One of the great things about these shortcuts is that they will create the folder that the image will go into if it’s not there. For example, the first receipt of March 2019 will create a folder called March in the 2019 folder. If the 2019 folder wasn’t there, it would have created it too.

What it doesn’t do is create the sub folder that all of my processed receipts will go into. Each month I need to create a folder called month_name Processed. And each month I think, there must be a way I can automate this, but because it doesn’t really take that long I’ve never really done it.

Over the weekend I finally had the time to try and write it up and test it out. Nothing too fancy, but it does what I want it to do, and a little more.

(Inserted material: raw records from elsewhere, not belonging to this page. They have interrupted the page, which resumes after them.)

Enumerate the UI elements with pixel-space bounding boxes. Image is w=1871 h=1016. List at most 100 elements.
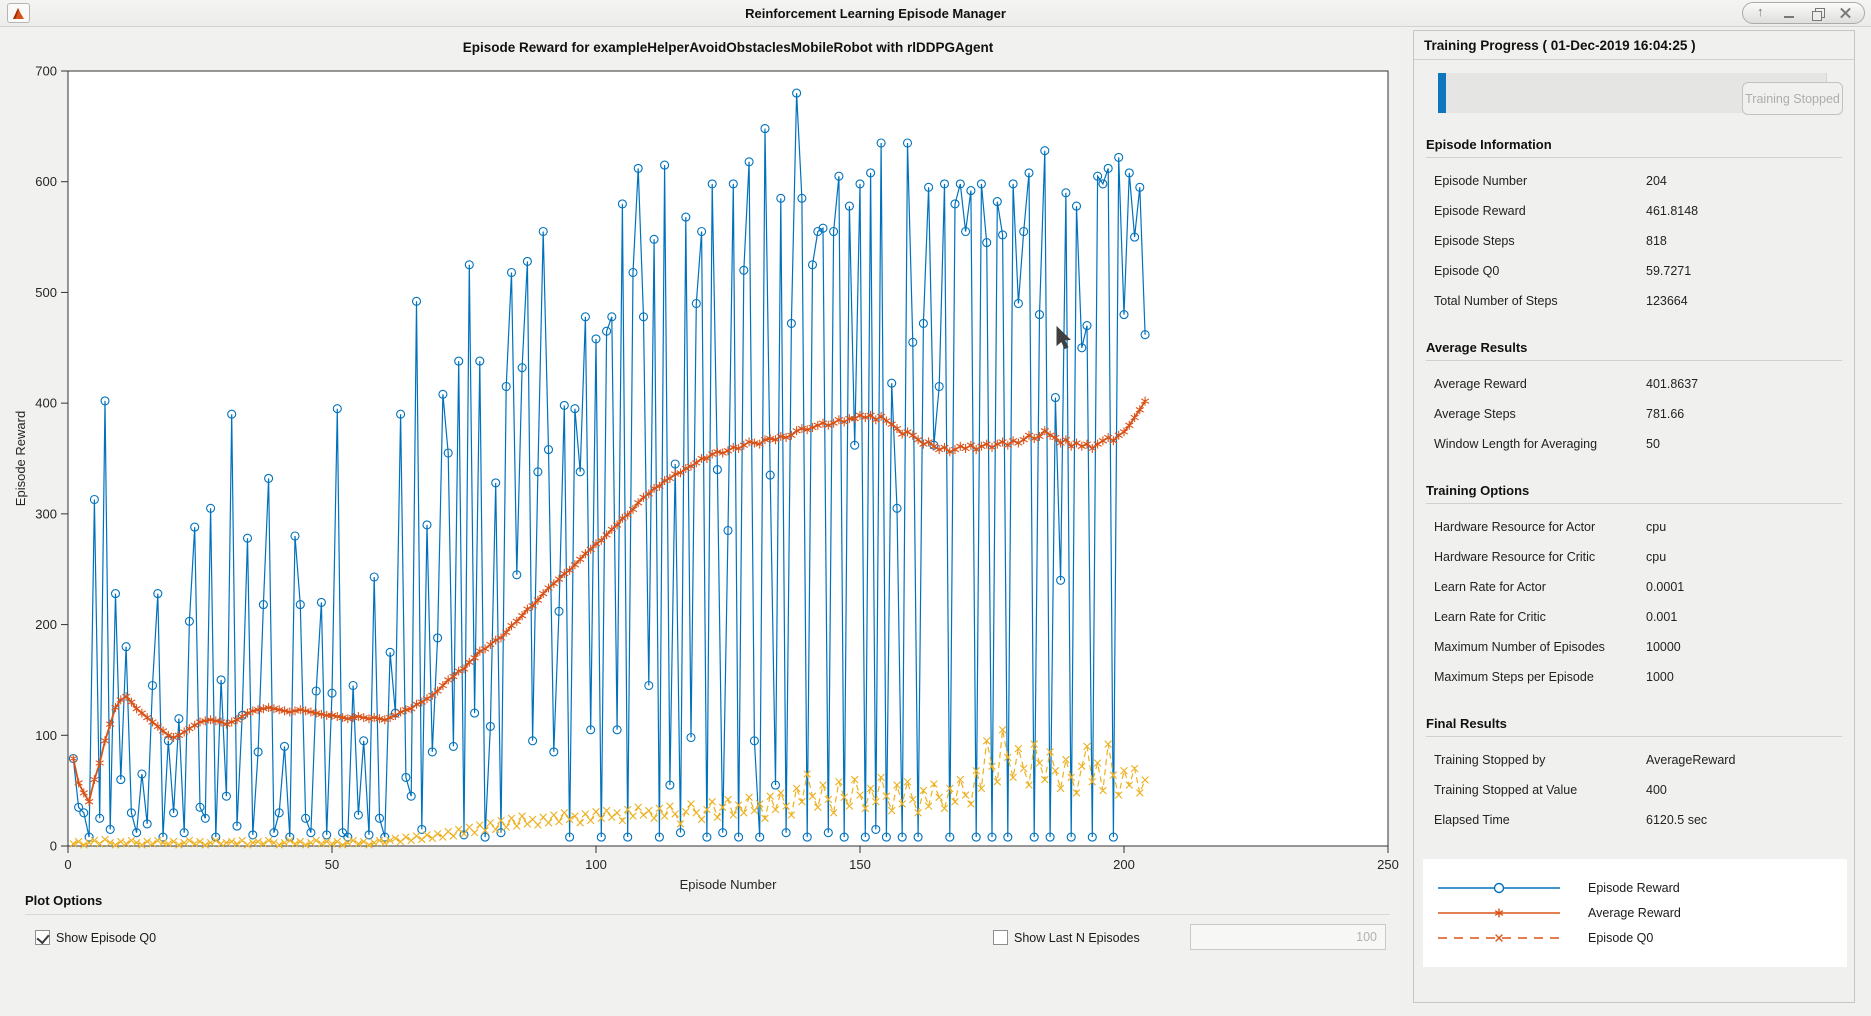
info-row: Training Stopped by AverageReward — [1426, 745, 1842, 775]
legend-row: Episode Q0 — [1423, 925, 1847, 950]
row-label: Elapsed Time — [1434, 813, 1510, 827]
svg-text:500: 500 — [35, 285, 57, 300]
info-row: Episode Reward 461.8148 — [1426, 196, 1842, 226]
row-value: 401.8637 — [1646, 377, 1699, 391]
row-value: 818 — [1646, 234, 1667, 248]
row-label: Maximum Number of Episodes — [1434, 640, 1605, 654]
row-value: 6120.5 sec — [1646, 813, 1708, 827]
info-row: Hardware Resource for Actor cpu — [1426, 512, 1842, 542]
info-row: Learn Rate for Critic 0.001 — [1426, 602, 1842, 632]
row-label: Hardware Resource for Actor — [1434, 520, 1596, 534]
row-label: Training Stopped at Value — [1434, 783, 1578, 797]
progress-fill — [1438, 73, 1446, 113]
svg-text:100: 100 — [35, 728, 57, 743]
row-value: 204 — [1646, 174, 1667, 188]
window-titlebar: Reinforcement Learning Episode Manager — [0, 0, 1871, 27]
section-title: Final Results — [1426, 716, 1842, 737]
svg-text:600: 600 — [35, 174, 57, 189]
plot-options-title: Plot Options — [25, 893, 103, 908]
row-label: Episode Q0 — [1434, 264, 1500, 278]
row-label: Average Reward — [1434, 377, 1527, 391]
legend-label: Episode Q0 — [1588, 930, 1654, 945]
info-row: Elapsed Time 6120.5 sec — [1426, 805, 1842, 835]
row-value: 461.8148 — [1646, 204, 1699, 218]
svg-text:300: 300 — [35, 506, 57, 521]
row-value: 1000 — [1646, 670, 1674, 684]
info-row: Total Number of Steps 123664 — [1426, 286, 1842, 316]
window-controls — [1742, 2, 1865, 24]
show-episode-q0-checkbox[interactable] — [35, 930, 50, 945]
section-title: Training Options — [1426, 483, 1842, 504]
training-progress-panel: Training Progress ( 01-Dec-2019 16:04:25… — [1413, 30, 1855, 1003]
svg-text:100: 100 — [585, 857, 607, 872]
svg-text:0: 0 — [50, 839, 57, 854]
row-label: Training Stopped by — [1434, 753, 1546, 767]
row-label: Maximum Steps per Episode — [1434, 670, 1594, 684]
info-row: Average Steps 781.66 — [1426, 399, 1842, 429]
last-n-episodes-input[interactable] — [1190, 924, 1386, 950]
training-progress-header: Training Progress ( 01-Dec-2019 16:04:25… — [1414, 31, 1854, 60]
legend-row: Episode Reward — [1423, 875, 1847, 900]
row-label: Window Length for Averaging — [1434, 437, 1598, 451]
info-row: Hardware Resource for Critic cpu — [1426, 542, 1842, 572]
row-label: Learn Rate for Critic — [1434, 610, 1546, 624]
shade-icon[interactable] — [1755, 4, 1768, 20]
row-label: Episode Number — [1434, 174, 1528, 188]
x-axis-label: Episode Number — [680, 877, 777, 892]
row-label: Learn Rate for Actor — [1434, 580, 1546, 594]
legend-label: Episode Reward — [1588, 880, 1680, 895]
figure-area: Episode Reward for exampleHelperAvoidObs… — [0, 27, 1400, 1016]
show-last-n-episodes-checkbox[interactable] — [993, 930, 1008, 945]
svg-text:150: 150 — [849, 857, 871, 872]
row-value: 0.0001 — [1646, 580, 1685, 594]
row-value: AverageReward — [1646, 753, 1736, 767]
svg-text:250: 250 — [1377, 857, 1399, 872]
info-row: Learn Rate for Actor 0.0001 — [1426, 572, 1842, 602]
row-value: 400 — [1646, 783, 1667, 797]
svg-text:200: 200 — [35, 617, 57, 632]
row-value: 781.66 — [1646, 407, 1685, 421]
y-axis-label: Episode Reward — [13, 411, 28, 506]
close-icon[interactable] — [1839, 7, 1852, 20]
info-row: Window Length for Averaging 50 — [1426, 429, 1842, 459]
row-label: Total Number of Steps — [1434, 294, 1558, 308]
info-row: Episode Number 204 — [1426, 166, 1842, 196]
section-title: Episode Information — [1426, 137, 1842, 158]
svg-text:200: 200 — [1113, 857, 1135, 872]
svg-text:400: 400 — [35, 396, 57, 411]
row-value: 59.7271 — [1646, 264, 1692, 278]
row-value: cpu — [1646, 550, 1667, 564]
legend-row: Average Reward — [1423, 900, 1847, 925]
x-legend-sample — [1438, 933, 1560, 942]
row-value: 0.001 — [1646, 610, 1678, 624]
plot-options-panel: Plot Options Show Episode Q0 Show Last N… — [0, 893, 1400, 961]
svg-text:700: 700 — [35, 64, 57, 79]
row-label: Episode Steps — [1434, 234, 1515, 248]
svg-text:0: 0 — [64, 857, 71, 872]
svg-text:50: 50 — [325, 857, 339, 872]
panel-sections: Episode Information Episode Number 204 Epis… — [1414, 137, 1854, 835]
row-value: 10000 — [1646, 640, 1681, 654]
info-row: Maximum Steps per Episode 1000 — [1426, 662, 1842, 692]
circle-legend-sample — [1438, 882, 1560, 893]
restore-icon[interactable] — [1811, 7, 1825, 21]
row-value: 50 — [1646, 437, 1660, 451]
row-value: cpu — [1646, 520, 1667, 534]
show-last-n-episodes-label: Show Last N Episodes — [1014, 931, 1140, 945]
info-row: Training Stopped at Value 400 — [1426, 775, 1842, 805]
training-stopped-button[interactable]: Training Stopped — [1742, 82, 1843, 115]
row-value: 123664 — [1646, 294, 1688, 308]
minimize-icon[interactable] — [1783, 7, 1796, 20]
reward-chart: 0 100 200 300 400 500 600 700 0 50 100 150 200 250 Epi… — [13, 64, 1399, 893]
training-progress-bar: Training Stopped — [1438, 73, 1843, 115]
legend-label: Average Reward — [1588, 905, 1681, 920]
row-label: Hardware Resource for Critic — [1434, 550, 1596, 564]
window-title: Reinforcement Learning Episode Manager — [745, 6, 1006, 21]
info-row: Episode Q0 59.7271 — [1426, 256, 1842, 286]
row-label: Episode Reward — [1434, 204, 1526, 218]
info-row: Average Reward 401.8637 — [1426, 369, 1842, 399]
show-episode-q0-label: Show Episode Q0 — [56, 931, 157, 945]
asterisk-legend-sample — [1438, 908, 1560, 917]
info-row: Maximum Number of Episodes 10000 — [1426, 632, 1842, 662]
info-row: Episode Steps 818 — [1426, 226, 1842, 256]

# create the variables I'm going to need later

y=$( date +"%Y" )
m=$( date +"%B" )
p=$( date +"%B_Processed" )

# check to see if the Year folder exists and if it doesn't, create it
if [ ! -d /Users/ryan/Dropbox/Family/Financials/$y ]; then
	mkdir /Users/ryan/Dropbox/Family/Financials/$y
fi

# check to see if the Month folder exists and if it doesn't, create it
if [ ! -d /Users/ryan/Dropbox/Family/Financials/$y/$m ]; then
	mkdir /Users/ryan/Dropbox/Family/Financials/$y/$m
fi

#check to see if the Month_Processed folder exists and if it doesn't, create it
if [ ! -d "/Users/ryan/Dropbox/Family/Financials/$y/$m/$p" ]; then
	mkdir "/Users/ryan/Dropbox/Family/Financials/$y/$m/$p"
fi

The last section I use the double quotes “” around the directory name so that I can have a space in the name of the processed folder. Initially I had used an underscore but that’s not how I do it in real life when creating the sub directors, so I had to do a bit of googling and found a helpful resource.

The only thing left to do at this point is get it set up to run automatically so I don’t have to do anything.

In order to do that I needed to add the following to my cronjob:

0 5 1 * * /Users/ryan/Documents/scripts/create_monthly_expense_folders.sh

And now I will have my folder structure created for me automatically on the first of the month at 5am!